Related: Gemma 4 Makes Local AI Agents Actually Practical The benchmarks that make the bet look smart
All numbers below are from Google’s own evaluation.
On AIME 2026 without tools, 12B scores 77.5 against the 26B MoE’s 88.3. That gap is there but 77.5 from a model running on a laptop is not a number you dismiss. LiveCodeBench puts it at 72.0, again behind the 26B at 77.1 but meaningfully ahead of where a 12B model had any right to be a year ago. GPQA Diamond at 78.8, that’s a hard science reasoning benchmark and 12B is within striking distance of the 26B’s 82.3.
MMMU Pro vision at 69.1, MATH-Vision at 79.7. For a model with no dedicated vision encoder those are genuinely good numbers.
The one place the encoder-free bet shows its cost is OmniDocBench, which tests document understanding. The 12B scores 0.164 average edit distance against the 26B’s 0.149. Lower is better here and the gap is small but it’s the benchmark where fine-grained visual detail matters most, exactly the scenario where a dedicated vision encoder would have the clearest advantage.
Limitations
Audio is capped at 30 seconds and it’s a hard limit. Anything longer gets cut off. For transcription of short voice notes or quick translations it’s fine. For anything resembling a real conversation or a meeting recording, it’s not the right tool.
Video support is also absent on the 12B entirely. The 26B and 31B handle video. The 12B doesn’t. If video understanding matters for your use case, you’re looking at a different model in the family.
Context window is 256K, which sounds large until you compare it to what’s shipping elsewhere right now. Minimax M3 just launched with 1M. For most local use cases 256K is plenty but worth knowing where the ceiling is.
Long context retrieval is also where the 12B shows its size most clearly.

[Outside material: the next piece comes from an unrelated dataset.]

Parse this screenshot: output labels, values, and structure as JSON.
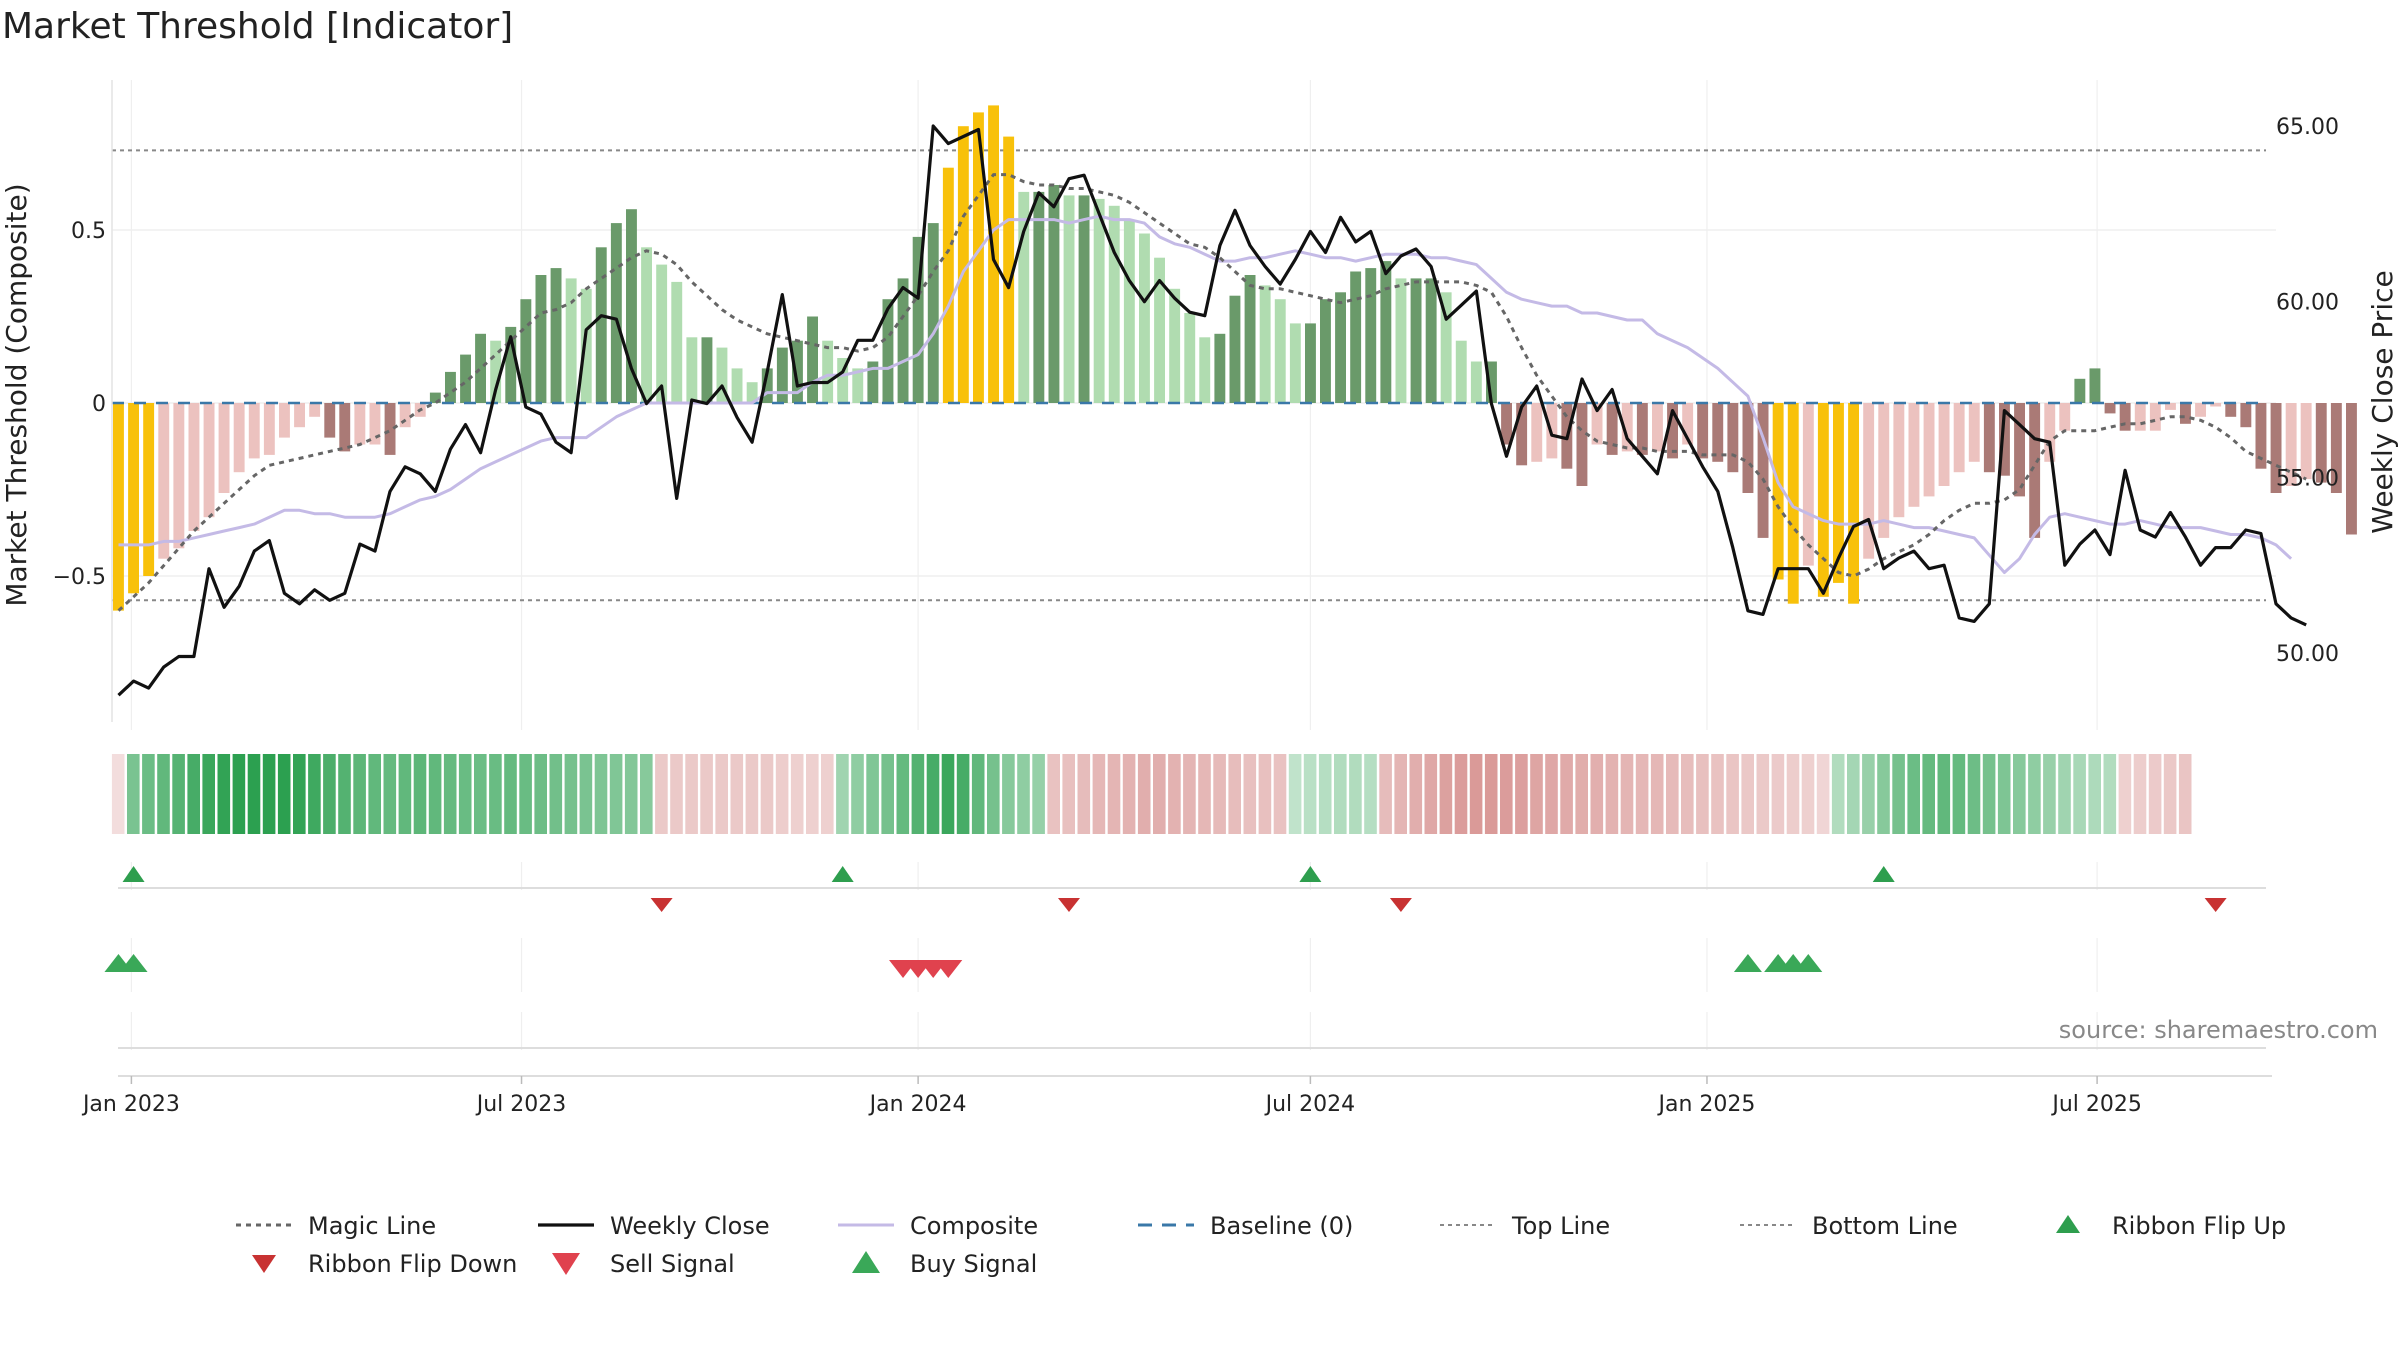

MRCR v2 8-needle at 128K scores 43.4 against the 31B’s 66.4. Hiding information deep in a long document and asking the model to find it is harder at this size.
How to run it
The quickest path is Ollama or LM Studio, both support the 12B and neither requires much setup. The weights are on Hugging Face under Apache 2.0, about as clean a license as you get for a Google model.
For thinking mode, set enable_thinking=True in the chat template. It’s off by default. Worth turning on for anything involving multi-step reasoning or complex document analysis. For simple queries leave it off, the latency difference is noticeable. Another thing to note before you begin: image content should go before text in your prompt, audio after. Google flags this in the model card and it affects output quality enough that it’s not just a suggestion.
The bet paid off at this size
Google took the middle slot in the Gemma 4 family and used it to remove components that every other multimodal model treats as non-negotiable. No vision encoder, no audio encoder, one decoder doing everything. The benchmarks didn’t collapse. On reasoning and coding they came in closer to the 26B than the parameter gap would suggest.
Whether this architecture scales up is the genuinely open question. The 31B kept its encoders. Google wasn’t ready to make this bet at full size. But at 12B, running on a laptop, the encoder-free design holds up well enough.
The weights are on Hugging Face now. Worth finding out for yourself.